31/03/2008
Au vu de ce beaucoup qualifient de peine "exorbitante" pour une affaire de diffamation, plusieurs journaux marocains ont affiché leur soutien au quotidien Al Massae. Les directions de ces journaux affirment que cette décision menace les journalistes indépendants et la liberté d'expression.
Par Sarah Touahri pour Magharebia à Rabat – 31/03/08
![]() [ٍSarah Touahri] La presse marocaine et les instances de surveillance de la liberté des médias ont fait part de leurs préoccupations après l'amende de six millions de dirhams à laquelle a été condamné le quotidien Al Massae le 25 mars à Rabat. |
La presse marocaine et les organisations de défense de la liberté de la presse s'inquiètent après l'amende de six millions de dirhams imposée le 25 mars à Rabat contre le quotidien Al Massae et son directeur de la publication, Rachid Nini.
Ce verdict fait suite à un article paru en novembre dernier sur une "cérémonie de mariage homosexuelle" dans la petite ville de Ksar Al-Kébir, dans le nord du Maroc, à laquelle, selon l'article, le "réseau de pervers sexuels" de la ville, comprenant un substitut du procureur du Roi qui n'avait pas été nommément désigné, aurait participé. Malgré les excuses publiées par le quotidien, quatre substituts du procureur du Roi auprès du tribunal de première instance de la ville de Ksar El Kebir avaient porté plainte contre Al Massae pour diffamation et injures publiques.
Cette amende record infligée au plus fort tirage du Maroc, dont la naissance remonte à moins d'un an, est "un message clair à toute la presse indépendante", a indiqué la rédaction d'Al Massae après que la décision eut été rendue.
Plusieurs journaux marocains soulignent que ce verdict les affecte également. Les quotidiens francophones Aujourd'hui Le Maroc et Libération, le quotidien islamiste Attajdid et le quotidien socialiste Al Ittihad Al Ichtaraki comptent parmi les publications qui ont apporté leur soutien à Al Massae.
"Il est de notre droit de dire, au moins une fois, que nous avons peur pour aujourd'hui comme pour l'avenir", a déclaré un commentateur du quotidien arabophone Asshaba.
"Il est plus que jamais temps d'être solidaires, parce que cela concerne l'indépendance des journalistes et l'avenir d'une profession qui a des difficultés à subsister", a indiqué Libération dans un éditorial intitulé "La presse réprimée".
L'amende imposée par le tribunal de Rabat pourrait effectivement mettre le journal en faillite. "On ne peut en aucun cas cautionner ce verdict. Au cas où il serait appliqué, il précipiterait la disparition du journal Al MassaeI", écrit Libération.
Le directeur de la publication Rachid Nini a expliqué que son journal dérange plusieurs personnalités au pouvoir et que celles-ci désirent ainsi mettre fin au quotidien. M. Nini ajoute que ce jugement est "inexplicable et inacceptable" et reflète "le désir de mettre à mort mon journal et de restreindre la liberté d'expression au Maroc".
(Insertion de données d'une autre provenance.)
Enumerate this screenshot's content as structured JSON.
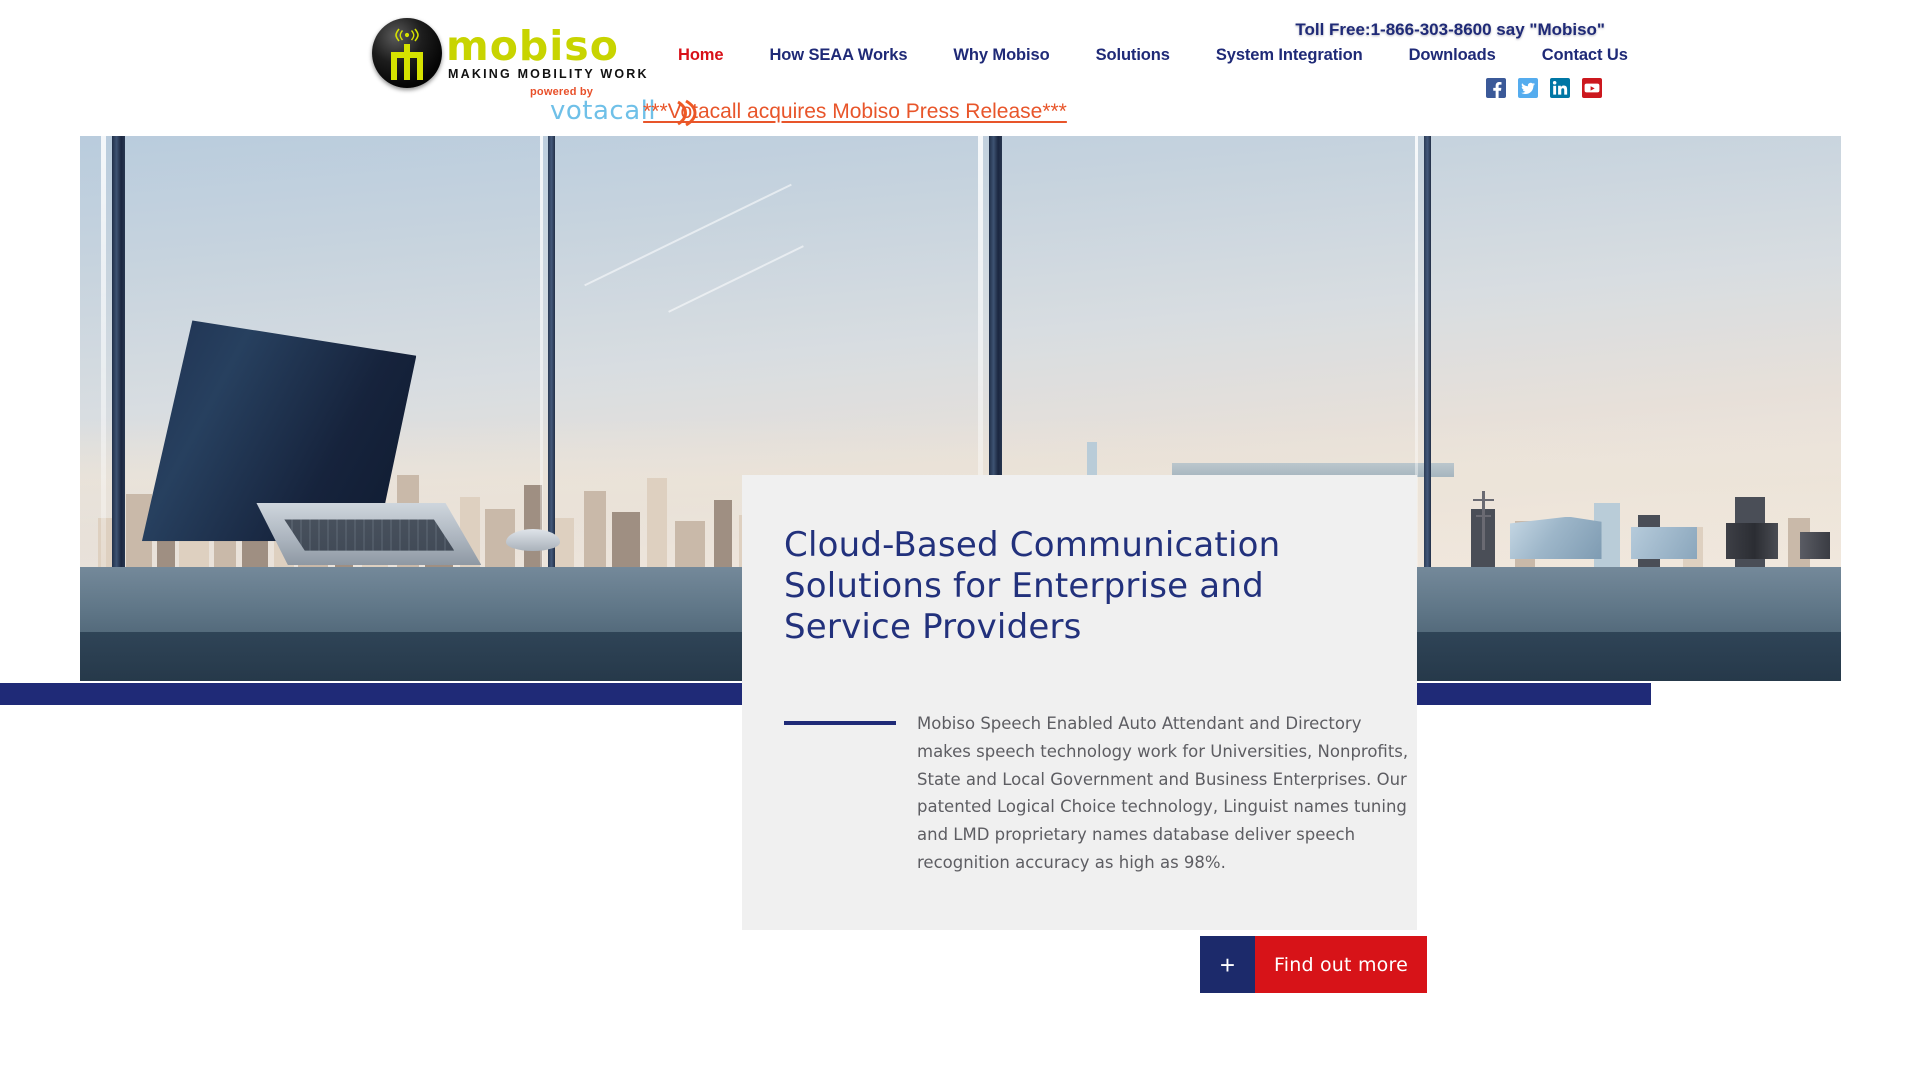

Le Syndicat National de la presse Marocaine considère que le jugement est exagéré et loin d’être objectif et demande sa révision. Son secrétaire général Younes M'jahed a expliqué que "le syndicat ne conteste le droit de personne à recourir à la justice si elle estime qu’elle est lésée. Mais ce droit ne doit pas se transformer en une opération de liquidation des journaux".
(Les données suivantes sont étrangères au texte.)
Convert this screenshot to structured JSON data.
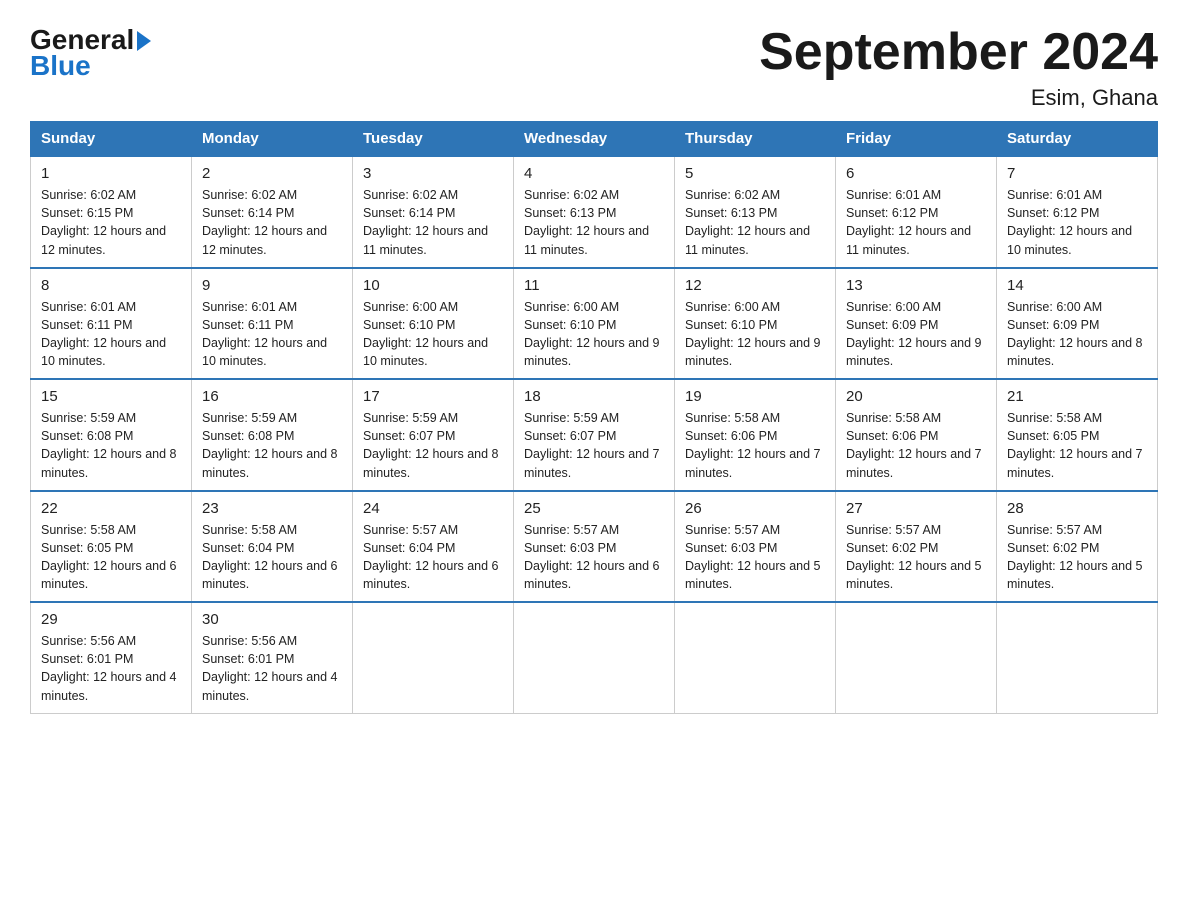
{
  "logo": {
    "general": "General",
    "arrow_symbol": "▶",
    "blue": "Blue"
  },
  "header": {
    "title": "September 2024",
    "subtitle": "Esim, Ghana"
  },
  "weekdays": [
    "Sunday",
    "Monday",
    "Tuesday",
    "Wednesday",
    "Thursday",
    "Friday",
    "Saturday"
  ],
  "weeks": [
    [
      {
        "day": "1",
        "sunrise": "Sunrise: 6:02 AM",
        "sunset": "Sunset: 6:15 PM",
        "daylight": "Daylight: 12 hours and 12 minutes."
      },
      {
        "day": "2",
        "sunrise": "Sunrise: 6:02 AM",
        "sunset": "Sunset: 6:14 PM",
        "daylight": "Daylight: 12 hours and 12 minutes."
      },
      {
        "day": "3",
        "sunrise": "Sunrise: 6:02 AM",
        "sunset": "Sunset: 6:14 PM",
        "daylight": "Daylight: 12 hours and 11 minutes."
      },
      {
        "day": "4",
        "sunrise": "Sunrise: 6:02 AM",
        "sunset": "Sunset: 6:13 PM",
        "daylight": "Daylight: 12 hours and 11 minutes."
      },
      {
        "day": "5",
        "sunrise": "Sunrise: 6:02 AM",
        "sunset": "Sunset: 6:13 PM",
        "daylight": "Daylight: 12 hours and 11 minutes."
      },
      {
        "day": "6",
        "sunrise": "Sunrise: 6:01 AM",
        "sunset": "Sunset: 6:12 PM",
        "daylight": "Daylight: 12 hours and 11 minutes."
      },
      {
        "day": "7",
        "sunrise": "Sunrise: 6:01 AM",
        "sunset": "Sunset: 6:12 PM",
        "daylight": "Daylight: 12 hours and 10 minutes."
      }
    ],
    [
      {
        "day": "8",
        "sunrise": "Sunrise: 6:01 AM",
        "sunset": "Sunset: 6:11 PM",
        "daylight": "Daylight: 12 hours and 10 minutes."
      },
      {
        "day": "9",
        "sunrise": "Sunrise: 6:01 AM",
        "sunset": "Sunset: 6:11 PM",
        "daylight": "Daylight: 12 hours and 10 minutes."
      },
      {
        "day": "10",
        "sunrise": "Sunrise: 6:00 AM",
        "sunset": "Sunset: 6:10 PM",
        "daylight": "Daylight: 12 hours and 10 minutes."
      },
      {
        "day": "11",
        "sunrise": "Sunrise: 6:00 AM",
        "sunset": "Sunset: 6:10 PM",
        "daylight": "Daylight: 12 hours and 9 minutes."
      },
      {
        "day": "12",
        "sunrise": "Sunrise: 6:00 AM",
        "sunset": "Sunset: 6:10 PM",
        "daylight": "Daylight: 12 hours and 9 minutes."
      },
      {
        "day": "13",
        "sunrise": "Sunrise: 6:00 AM",
        "sunset": "Sunset: 6:09 PM",
        "daylight": "Daylight: 12 hours and 9 minutes."
      },
      {
        "day": "14",
        "sunrise": "Sunrise: 6:00 AM",
        "sunset": "Sunset: 6:09 PM",
        "daylight": "Daylight: 12 hours and 8 minutes."
      }
    ],
    [
      {
        "day": "15",
        "sunrise": "Sunrise: 5:59 AM",
        "sunset": "Sunset: 6:08 PM",
        "daylight": "Daylight: 12 hours and 8 minutes."
      },
      {
        "day": "16",
        "sunrise": "Sunrise: 5:59 AM",
        "sunset": "Sunset: 6:08 PM",
        "daylight": "Daylight: 12 hours and 8 minutes."
      },
      {
        "day": "17",
        "sunrise": "Sunrise: 5:59 AM",
        "sunset": "Sunset: 6:07 PM",
        "daylight": "Daylight: 12 hours and 8 minutes."
      },
      {
        "day": "18",
        "sunrise": "Sunrise: 5:59 AM",
        "sunset": "Sunset: 6:07 PM",
        "daylight": "Daylight: 12 hours and 7 minutes."
      },
      {
        "day": "19",
        "sunrise": "Sunrise: 5:58 AM",
        "sunset": "Sunset: 6:06 PM",
        "daylight": "Daylight: 12 hours and 7 minutes."
      },
      {
        "day": "20",
        "sunrise": "Sunrise: 5:58 AM",
        "sunset": "Sunset: 6:06 PM",
        "daylight": "Daylight: 12 hours and 7 minutes."
      },
      {
        "day": "21",
        "sunrise": "Sunrise: 5:58 AM",
        "sunset": "Sunset: 6:05 PM",
        "daylight": "Daylight: 12 hours and 7 minutes."
      }
    ],
    [
      {
        "day": "22",
        "sunrise": "Sunrise: 5:58 AM",
        "sunset": "Sunset: 6:05 PM",
        "daylight": "Daylight: 12 hours and 6 minutes."
      },
      {
        "day": "23",
        "sunrise": "Sunrise: 5:58 AM",
        "sunset": "Sunset: 6:04 PM",
        "daylight": "Daylight: 12 hours and 6 minutes."
      },
      {
        "day": "24",
        "sunrise": "Sunrise: 5:57 AM",
        "sunset": "Sunset: 6:04 PM",
        "daylight": "Daylight: 12 hours and 6 minutes."
      },
      {
        "day": "25",
        "sunrise": "Sunrise: 5:57 AM",
        "sunset": "Sunset: 6:03 PM",
        "daylight": "Daylight: 12 hours and 6 minutes."
      },
      {
        "day": "26",
        "sunrise": "Sunrise: 5:57 AM",
        "sunset": "Sunset: 6:03 PM",
        "daylight": "Daylight: 12 hours and 5 minutes."
      },
      {
        "day": "27",
        "sunrise": "Sunrise: 5:57 AM",
        "sunset": "Sunset: 6:02 PM",
        "daylight": "Daylight: 12 hours and 5 minutes."
      },
      {
        "day": "28",
        "sunrise": "Sunrise: 5:57 AM",
        "sunset": "Sunset: 6:02 PM",
        "daylight": "Daylight: 12 hours and 5 minutes."
      }
    ],
    [
      {
        "day": "29",
        "sunrise": "Sunrise: 5:56 AM",
        "sunset": "Sunset: 6:01 PM",
        "daylight": "Daylight: 12 hours and 4 minutes."
      },
      {
        "day": "30",
        "sunrise": "Sunrise: 5:56 AM",
        "sunset": "Sunset: 6:01 PM",
        "daylight": "Daylight: 12 hours and 4 minutes."
      },
      null,
      null,
      null,
      null,
      null
    ]
  ]
}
Cette condamnation a également suscité les critiques de Reporters Sans Frontières (RSF), qui se dit "alarmée et consternée par le montant exorbitant de l'amende infligée à Rachid Nini."
Dans un communiqué publié jeudi dernier, RSF ajoute : "Ce n'est pas la première fois que les tribunaux marocains ont la main lourde. Certaines décisions récentes des tribunaux ont porté un tort considérable à de grands organes de presse marocains et pourraient entraîner leur disparition." L'organisation demande aux tribunaux marocains de "rendre des décisions proportionnées aux préjudices subis et de veiller à ne pas mettre en danger la liberté de la presse".
D'autres associations marocaines ont également fait part de leur désaccord au vu du jugement rendu. Abdellah Ben Abdessalam, membre de l'Association Marocaine des Droits de l'Homme, a ainsi déclaré que "le jugement est trop sévère et vise à faire taire les voix libres qui dérangent l'establishment marocain."
Abdelaziz Nouidi, membre de l'association Justice, estime quant à lui que ce verdict est "sévère et non équilibré".